To pilot an aircraft you need skill, intelligence, and other abilities that not everyone has. It’s an incredibly selective process on which a minor thing could become a disqualifying element. Top physical shape, attention to details, and steel-strong determination are just few of the things needed.
Sometimes, you also need luck – like in this video, where some lucky pilots avoid disaster, and more likely certain death, by escaping unscathed from a would-be disaster. Not everyone is so lucky, that much is clear. Some of these crashes are way too close. Just watch.
In the first near disaster, test pilot Phil Oestricher, found himself off the ground in a high-speed taxi test in the early 1970s at Edwards Air Force Base. This was the first flight of the YF-16 but completely unintended. Once the aircraft lifts off the runway, the pilot chose to lift off and go around to come in for a normal landing rather than damaging the plane, according to the Aviation Geek Club.

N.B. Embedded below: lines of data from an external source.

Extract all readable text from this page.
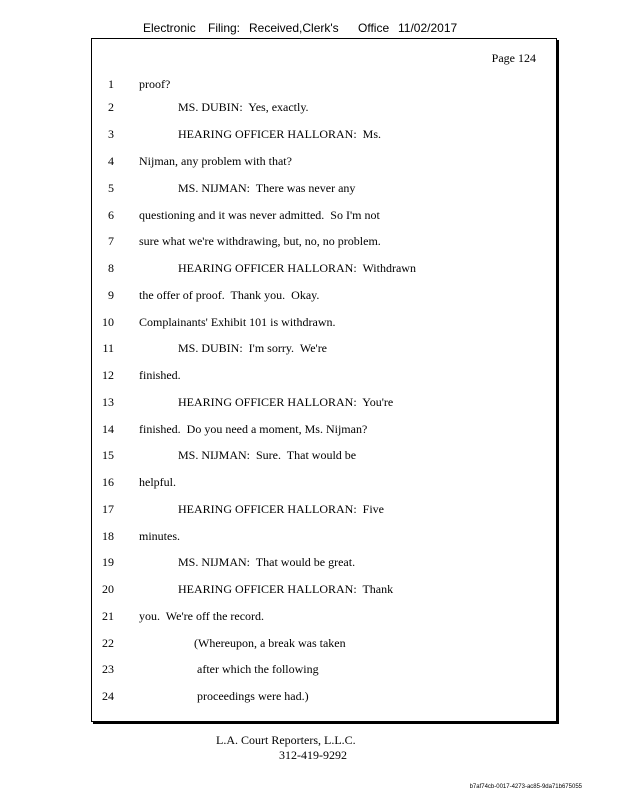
Electronic Filing: Received,Clerk's Office 11/02/2017
Page 124
1 proof?
2	MS. DUBIN:  Yes, exactly.
3	HEARING OFFICER HALLORAN:  Ms.
4 Nijman, any problem with that?
5	MS. NIJMAN:  There was never any
6 questioning and it was never admitted.  So I'm not
7 sure what we're withdrawing, but, no, no problem.
8	HEARING OFFICER HALLORAN:  Withdrawn
9 the offer of proof.  Thank you.  Okay.
10 Complainants' Exhibit 101 is withdrawn.
11	MS. DUBIN:  I'm sorry.  We're
12 finished.
13	HEARING OFFICER HALLORAN:  You're
14 finished.  Do you need a moment, Ms. Nijman?
15	MS. NIJMAN:  Sure.  That would be
16 helpful.
17	HEARING OFFICER HALLORAN:  Five
18 minutes.
19	MS. NIJMAN:  That would be great.
20	HEARING OFFICER HALLORAN:  Thank
21 you.  We're off the record.
22	(Whereupon, a break was taken
23	after which the following
24	proceedings were had.)
L.A. Court Reporters, L.L.C.
312-419-9292
b7af74cb-0017-4273-ac85-9da71b675055
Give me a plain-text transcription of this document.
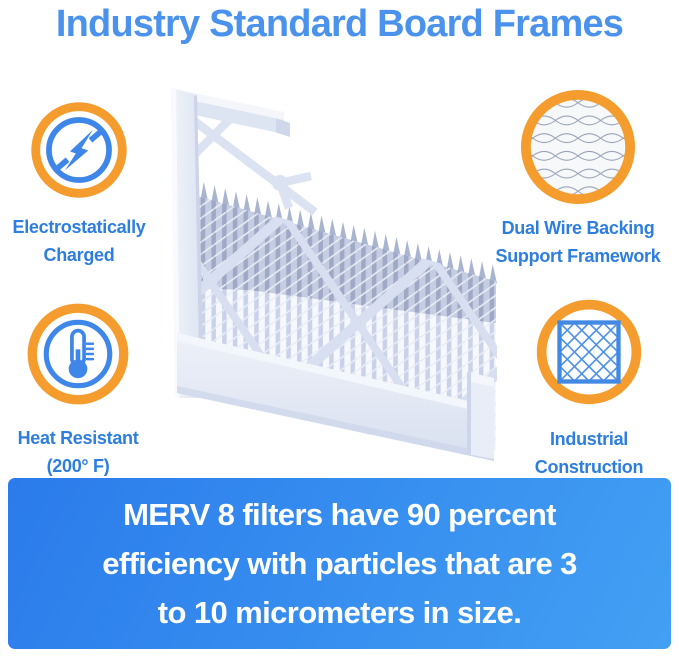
Industry Standard Board Frames
Electrostatically
Charged
Dual Wire Backing
Support Framework
Heat Resistant
(200° F)
Industrial
Construction
MERV 8 filters have 90 percent
efficiency with particles that are 3
to 10 micrometers in size.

The next aircraft comes in for a landing on its bottom, but the pilot saves the day by finding refuge back up in the sky. The aircraft after that seems to be unable to stop in enough time and has to go back up into the sky and try again.
Many times, the aircraft seems to be right on target but at the last second something happens, and it veers off. It is those deviations that can cause these near accidents.
Check out the aircraft that has an issue during refueling. It is difficult to determine exactly what happened there but there was certainly a serious problem. Some of the aircrafts you see come in on a nosedive, some almost on their sides, and also on their tails but with the quick thinking of an experienced, or lucky pilot, these mishaps don’t have to be disastrous.
One of the aircrafts that comes in for a landing seems to be doing just fine and then all of a sudden it belly flops. While smoke and flames protrude from its underside, it is able to make a safe landing.
One F-84 that slides off the side of the tarmac appears to disappear into the ocean after a flip and a rollover.
The final mishap landing in the video was an F-16 during its early days. It got the nickname “Lawn Dart” because of the engine and computer problems it had, which often caused it to plummet to Earth when its single engine burns out.